I didn’t realize how fierce the competition had gotten for my aural attention until last week when I snapped at Mackenzie when all she’d done was ask me a question in the middle of One Stage at a Time. But because my brain is so well-trained to focus on a single input (mostly from an auditory processing problem, but also from spending hours and hours and hours listening while walking her tiny butt around the ‘hood so she’d go to sleep) it’s now treating podcasts as conversations. Like I’m talking to real people and therefore any interruption is cause for irritation.

This is quite possibly the worst thing I could do as an introvert. Because when podcasts become people and you always have a podcast on, it equates to always being around people. I’m never alone. Which means I never truly get a chance to recharge my batteries. Which means I’m constantly running on fumes and at the edge of my temper.

So that’s not great.

What’s also not great is the corollary realization that, because my every waking moment (and some sleeping) is filled with sound designed to grab and keep my attention, I have zero mental white space. There’s no breathing room, no blank canvas, no stillness. By maintaining a constant stream of information and entertainment in my earholes, I’ve made it impossible to hear anything except what comes from out the outside.

No wonder I can’t seem to write new fiction. No wonder I feel so disconnected from God.
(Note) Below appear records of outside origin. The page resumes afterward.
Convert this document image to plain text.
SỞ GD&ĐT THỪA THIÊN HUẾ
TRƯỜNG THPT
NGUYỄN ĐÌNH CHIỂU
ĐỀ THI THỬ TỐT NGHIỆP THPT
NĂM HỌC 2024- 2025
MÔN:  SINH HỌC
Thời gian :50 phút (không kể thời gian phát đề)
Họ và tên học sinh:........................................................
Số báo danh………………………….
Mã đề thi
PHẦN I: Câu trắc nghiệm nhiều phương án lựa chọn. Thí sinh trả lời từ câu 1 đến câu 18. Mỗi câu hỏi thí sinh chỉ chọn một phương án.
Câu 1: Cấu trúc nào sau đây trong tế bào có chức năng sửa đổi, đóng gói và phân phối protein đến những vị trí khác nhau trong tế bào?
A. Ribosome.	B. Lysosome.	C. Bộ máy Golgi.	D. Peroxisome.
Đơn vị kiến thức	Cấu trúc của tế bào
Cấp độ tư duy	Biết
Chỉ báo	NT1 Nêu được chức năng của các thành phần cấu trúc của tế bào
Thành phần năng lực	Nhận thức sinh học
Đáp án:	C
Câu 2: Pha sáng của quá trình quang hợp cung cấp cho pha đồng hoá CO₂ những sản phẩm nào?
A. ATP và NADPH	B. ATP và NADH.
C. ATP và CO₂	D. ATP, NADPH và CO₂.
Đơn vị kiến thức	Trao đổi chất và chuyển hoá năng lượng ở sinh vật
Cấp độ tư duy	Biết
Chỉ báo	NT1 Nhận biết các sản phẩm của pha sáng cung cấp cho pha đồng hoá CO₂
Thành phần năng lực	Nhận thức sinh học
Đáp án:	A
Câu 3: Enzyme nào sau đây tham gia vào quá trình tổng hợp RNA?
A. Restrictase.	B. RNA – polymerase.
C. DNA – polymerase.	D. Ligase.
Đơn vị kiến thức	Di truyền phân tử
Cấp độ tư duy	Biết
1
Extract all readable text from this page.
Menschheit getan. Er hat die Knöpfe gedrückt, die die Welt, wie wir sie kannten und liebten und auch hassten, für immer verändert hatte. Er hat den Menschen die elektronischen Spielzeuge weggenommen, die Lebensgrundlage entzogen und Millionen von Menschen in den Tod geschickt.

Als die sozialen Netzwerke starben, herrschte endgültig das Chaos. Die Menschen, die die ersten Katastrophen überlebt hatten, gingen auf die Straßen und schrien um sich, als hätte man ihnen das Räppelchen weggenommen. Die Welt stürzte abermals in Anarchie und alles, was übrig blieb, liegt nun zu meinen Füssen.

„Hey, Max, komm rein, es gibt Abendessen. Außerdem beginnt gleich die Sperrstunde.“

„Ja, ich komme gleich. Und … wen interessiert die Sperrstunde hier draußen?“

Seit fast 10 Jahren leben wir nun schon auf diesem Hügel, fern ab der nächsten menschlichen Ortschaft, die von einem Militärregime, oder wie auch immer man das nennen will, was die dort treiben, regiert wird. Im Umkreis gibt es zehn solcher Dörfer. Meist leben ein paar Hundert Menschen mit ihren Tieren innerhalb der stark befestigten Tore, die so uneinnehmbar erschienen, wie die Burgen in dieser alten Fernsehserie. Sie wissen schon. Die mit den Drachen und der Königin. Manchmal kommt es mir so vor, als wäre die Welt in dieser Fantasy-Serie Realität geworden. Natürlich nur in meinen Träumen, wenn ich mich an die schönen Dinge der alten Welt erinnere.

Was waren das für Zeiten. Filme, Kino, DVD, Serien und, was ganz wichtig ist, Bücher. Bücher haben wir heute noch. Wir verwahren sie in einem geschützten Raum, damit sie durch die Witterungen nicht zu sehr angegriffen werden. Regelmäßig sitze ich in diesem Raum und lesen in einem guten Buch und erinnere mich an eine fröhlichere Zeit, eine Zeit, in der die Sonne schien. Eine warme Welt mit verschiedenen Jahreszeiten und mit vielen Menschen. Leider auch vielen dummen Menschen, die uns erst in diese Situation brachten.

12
No wonder I feel so claustrophobic in my own mind—it’s too full of other people’s thoughts to have any of my own.


I am taking a week off. (In fact, I started yesterday.) Seven whole days with nothing to listen to except music and the low hum of electricity in the silence.

From the outside, I’m sure this sounds ridiculously easy. How hard can it be to just no listen to podcasts?

But for me, losing 4-8 hours of sound input is painful to me in the same way as switching to decaf or starting keto. With the comforting distraction from the daily toddler grind removed, I’m forced to face what I’ve missed out on from being too lazy to wean myself off an old coping mechanism that’s clearly reached the point of hurting more than it helps.

I’m not sure how it’ll go. Maybe I’ll be curled up in a ball singing to myself by next week. Maybe I’ll have outlined a whole new novel. We shall see.

All I know for sure is that it needs to happen; I need to hear those still, small voices from within. I need to make room for the Spirit, for the muse, and for my self.